Vaste consultation auprès des détenus comme des juges
Publié le 25 mai 2006 à 11:40
Pour la première fois en France, et probablement au monde, les détenus vont être interrogés sur leur vie derrière les barreaux, tout comme leurs familles, les avocats, les magistrats et le personnel des prisons, prélude à des "états généraux de la condition pénitentiaire"
La consultation des détenus "est à ma connaissance une entreprise sans pareil.
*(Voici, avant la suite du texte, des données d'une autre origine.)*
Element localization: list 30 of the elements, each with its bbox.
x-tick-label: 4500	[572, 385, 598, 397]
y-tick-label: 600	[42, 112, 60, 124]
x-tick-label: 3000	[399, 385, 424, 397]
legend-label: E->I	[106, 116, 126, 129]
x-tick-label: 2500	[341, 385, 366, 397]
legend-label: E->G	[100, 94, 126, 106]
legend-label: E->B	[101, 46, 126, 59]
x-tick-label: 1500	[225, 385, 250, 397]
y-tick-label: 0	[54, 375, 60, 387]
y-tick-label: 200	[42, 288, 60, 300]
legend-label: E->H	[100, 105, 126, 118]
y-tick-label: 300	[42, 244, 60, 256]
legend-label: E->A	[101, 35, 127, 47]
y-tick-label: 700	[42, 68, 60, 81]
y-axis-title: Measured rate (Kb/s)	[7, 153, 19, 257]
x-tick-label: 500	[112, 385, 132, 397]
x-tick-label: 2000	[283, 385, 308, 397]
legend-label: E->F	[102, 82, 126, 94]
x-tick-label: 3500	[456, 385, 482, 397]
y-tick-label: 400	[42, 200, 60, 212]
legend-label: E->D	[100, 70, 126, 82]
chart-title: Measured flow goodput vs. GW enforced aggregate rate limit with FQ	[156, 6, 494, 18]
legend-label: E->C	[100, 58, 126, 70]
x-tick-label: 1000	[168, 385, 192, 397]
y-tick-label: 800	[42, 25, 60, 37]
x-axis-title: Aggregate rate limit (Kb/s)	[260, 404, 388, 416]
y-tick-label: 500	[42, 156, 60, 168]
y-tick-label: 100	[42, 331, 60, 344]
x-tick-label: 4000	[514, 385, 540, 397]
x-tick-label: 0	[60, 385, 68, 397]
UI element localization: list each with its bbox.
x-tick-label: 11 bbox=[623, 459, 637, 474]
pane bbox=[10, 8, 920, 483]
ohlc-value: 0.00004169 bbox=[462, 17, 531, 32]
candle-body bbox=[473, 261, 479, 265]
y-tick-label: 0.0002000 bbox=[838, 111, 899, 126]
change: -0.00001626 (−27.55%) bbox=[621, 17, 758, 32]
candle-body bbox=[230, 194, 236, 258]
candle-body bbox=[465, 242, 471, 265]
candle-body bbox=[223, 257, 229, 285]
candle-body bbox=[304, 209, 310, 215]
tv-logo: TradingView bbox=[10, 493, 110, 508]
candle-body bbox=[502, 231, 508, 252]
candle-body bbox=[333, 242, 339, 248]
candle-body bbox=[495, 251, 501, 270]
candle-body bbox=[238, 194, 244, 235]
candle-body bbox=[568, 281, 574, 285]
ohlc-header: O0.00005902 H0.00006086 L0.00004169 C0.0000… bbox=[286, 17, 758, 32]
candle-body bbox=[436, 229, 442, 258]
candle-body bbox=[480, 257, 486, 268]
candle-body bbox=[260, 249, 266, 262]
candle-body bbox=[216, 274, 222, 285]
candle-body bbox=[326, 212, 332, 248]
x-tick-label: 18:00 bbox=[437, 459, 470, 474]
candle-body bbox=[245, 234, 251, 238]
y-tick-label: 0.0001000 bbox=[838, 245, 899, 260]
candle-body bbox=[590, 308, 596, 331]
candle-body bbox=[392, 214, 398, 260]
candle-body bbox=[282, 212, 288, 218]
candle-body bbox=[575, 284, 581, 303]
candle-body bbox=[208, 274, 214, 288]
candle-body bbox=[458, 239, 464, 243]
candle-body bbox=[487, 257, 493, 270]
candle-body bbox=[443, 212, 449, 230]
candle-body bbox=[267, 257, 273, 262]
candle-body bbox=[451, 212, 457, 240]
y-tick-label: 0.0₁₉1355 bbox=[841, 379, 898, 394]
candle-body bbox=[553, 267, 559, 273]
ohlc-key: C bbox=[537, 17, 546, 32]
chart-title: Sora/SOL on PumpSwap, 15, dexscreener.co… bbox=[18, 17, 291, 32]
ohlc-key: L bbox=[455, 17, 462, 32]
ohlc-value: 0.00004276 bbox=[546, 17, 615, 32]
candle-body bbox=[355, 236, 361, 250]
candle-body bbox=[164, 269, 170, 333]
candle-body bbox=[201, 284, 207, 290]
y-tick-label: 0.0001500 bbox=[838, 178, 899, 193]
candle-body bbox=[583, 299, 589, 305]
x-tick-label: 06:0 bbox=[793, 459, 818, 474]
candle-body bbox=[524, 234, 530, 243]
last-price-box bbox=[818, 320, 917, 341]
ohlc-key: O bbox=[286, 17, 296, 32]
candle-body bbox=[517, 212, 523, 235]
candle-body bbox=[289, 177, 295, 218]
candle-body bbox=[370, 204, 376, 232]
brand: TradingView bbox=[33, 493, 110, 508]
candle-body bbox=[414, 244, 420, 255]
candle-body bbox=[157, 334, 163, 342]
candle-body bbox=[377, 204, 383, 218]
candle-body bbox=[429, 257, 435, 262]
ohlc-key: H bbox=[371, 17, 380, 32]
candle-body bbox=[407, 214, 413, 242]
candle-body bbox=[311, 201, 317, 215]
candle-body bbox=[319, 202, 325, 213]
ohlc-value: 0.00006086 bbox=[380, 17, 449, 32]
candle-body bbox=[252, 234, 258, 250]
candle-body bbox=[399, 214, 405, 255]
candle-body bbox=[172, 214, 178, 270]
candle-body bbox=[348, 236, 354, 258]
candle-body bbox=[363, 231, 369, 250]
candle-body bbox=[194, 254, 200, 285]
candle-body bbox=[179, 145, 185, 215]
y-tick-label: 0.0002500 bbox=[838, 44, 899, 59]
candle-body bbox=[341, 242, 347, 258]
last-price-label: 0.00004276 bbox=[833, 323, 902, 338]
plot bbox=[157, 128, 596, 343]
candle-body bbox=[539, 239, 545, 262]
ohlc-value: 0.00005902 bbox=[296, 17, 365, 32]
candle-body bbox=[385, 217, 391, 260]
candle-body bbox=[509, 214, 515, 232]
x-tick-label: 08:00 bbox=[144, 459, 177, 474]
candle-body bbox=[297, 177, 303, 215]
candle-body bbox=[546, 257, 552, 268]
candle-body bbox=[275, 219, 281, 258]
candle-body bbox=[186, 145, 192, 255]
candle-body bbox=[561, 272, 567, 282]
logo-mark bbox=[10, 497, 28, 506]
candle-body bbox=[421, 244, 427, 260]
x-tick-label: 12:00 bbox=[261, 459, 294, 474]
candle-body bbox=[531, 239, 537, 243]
Je ne me souviens pas d'une pareille écoute à l'étranger", a souligné mercredi devant la presse l'ex-ministre de la Justice Robert Badinter, sous l'égide duquel est placée cette initiative.
Lancée par une dizaine d'associations dont l'Observatoire international des prisons (OIP), la Ligne des droits de l'Homme, Emmaüs et des syndicats d'avocats et de magistrats, l'opération débouchera sur la tenue en octobre, à Paris, des états généraux de la condition pénitentiaire.
Ceux-ci devront formuler des propositions de réforme pour améliorer les conditions carcérales en France, dont la vétusté ou la surpopulation des prisons notamment sont régulièrement dénoncées.
Ensuite, les Etats généraux espèrent bien interpeller les politiques et s'imposer dans la campagne présidentielle "afin de connaître enfin la position de chacun de ceux postulant à la magistrature suprême", a résumé Robert Badinter.
Avocats, magistrats, personnels pénitentiaires et familles de détenus pourront répondre dès jeudi sur internet (www.etatsgenerauxprisons.org) à ce questionnaire anonyme qui sera dépouillé par l'institut BVA.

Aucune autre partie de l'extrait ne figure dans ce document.